There has been much interest in understanding the factors that control tree longevity, including those that limit growth in large trees and how trees are able to persist despite growth limitations. As with many problems in complex ecological systems, there is a paucity of tools that enable effective evaluation of the many factors that are likely acting simultaneously to inform system behavior. We present a novel application of multi-criteria optimization and Pareto optimality, coupled with a simulation model, to determine branch morphologies in the Pinacea that minimize the effect of growth limitations due to water stress, while simultaneously maximizing carbohydrate gain.
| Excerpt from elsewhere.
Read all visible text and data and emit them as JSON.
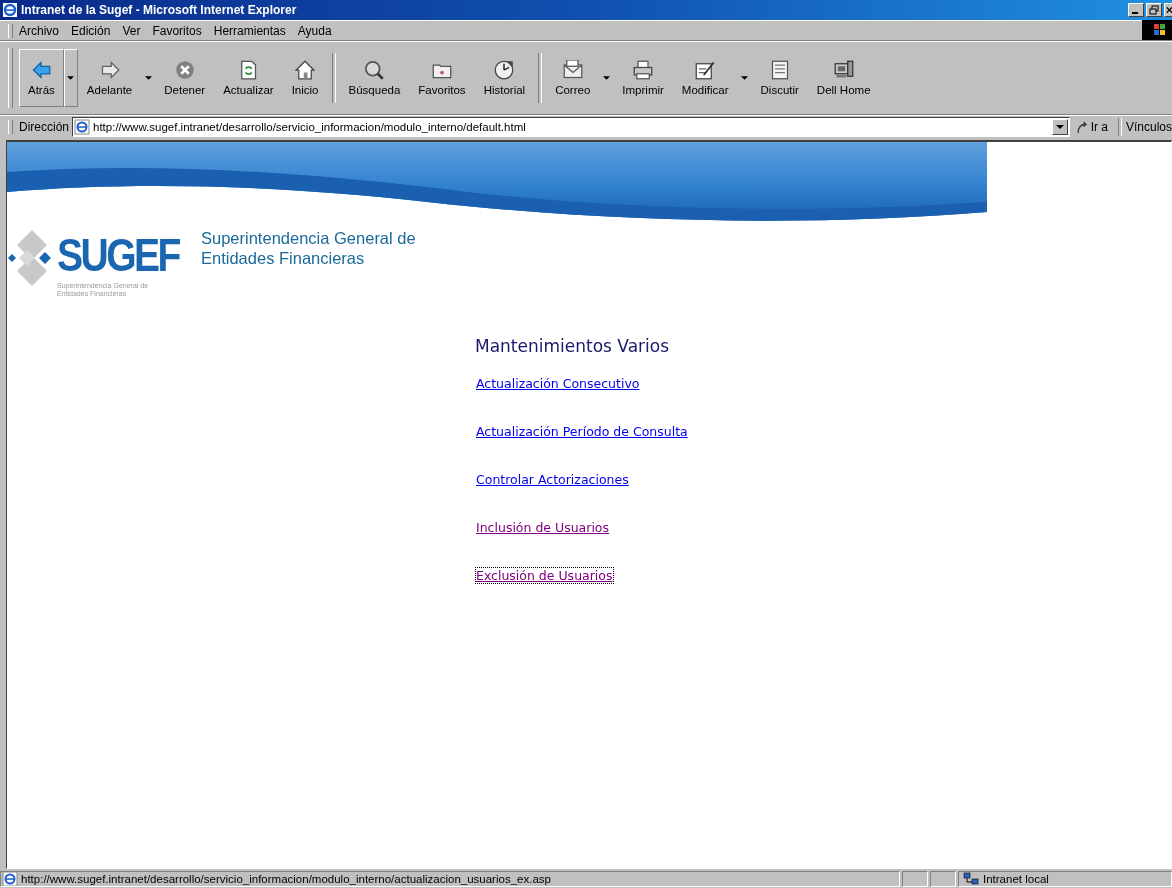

The Pareto optimal frontier is the set of all mutually co-dominant solutions not dominated by any other solution. Two solutions are considered to be mutually co-dominant if performance with respect to one criterion is to the detriment of another criterion. This method enables one to explore the full range of tradeoffs among multiple criteria, and to evaluate the possibility of multiple optimal solutions. The model for branch development that we use is a functional-structural model (FSM) that simulates the process of delayed adaptive reiteration (DAR), whereby new foliage grows from suppressed buds within the established branch structure.
Results/Conclusions
We find two distinct morphologies in the Pareto optimal solution set, and these resemble Pseudotsuga menziesii and Abies grandis, respectively. These two morphologies are distinguished by their performance with respect to minimizing the mean path length to terminal foliage (Pseudotsuga), and minimizing the mean number of junction constrictions to terminal foliage (Abies). Within these two groups we find trade-offs among the criteria for foliage display and the criteria for hydraulic functioning, which shows that an appropriate framework for considering tree longevity is how trees compensate, simultaneously, for multiple stresses. We use the optimization results to propose a theoretical synthesis for how Pseudotsuga morphology may compensate for size-related limitations. 1) The primary constraint on branch growth for Pseudotsuga is the mean path length; 2) As has been previously noted, DAR is an opportunistic architecture; 3) DAR is limited by the number of successive reiterations that can form; and 4) Pseudotsuga morphology is not the only solution. Our results show that multi-criteria optimization with Pareto optimality has promise to advance the use of models in theory development.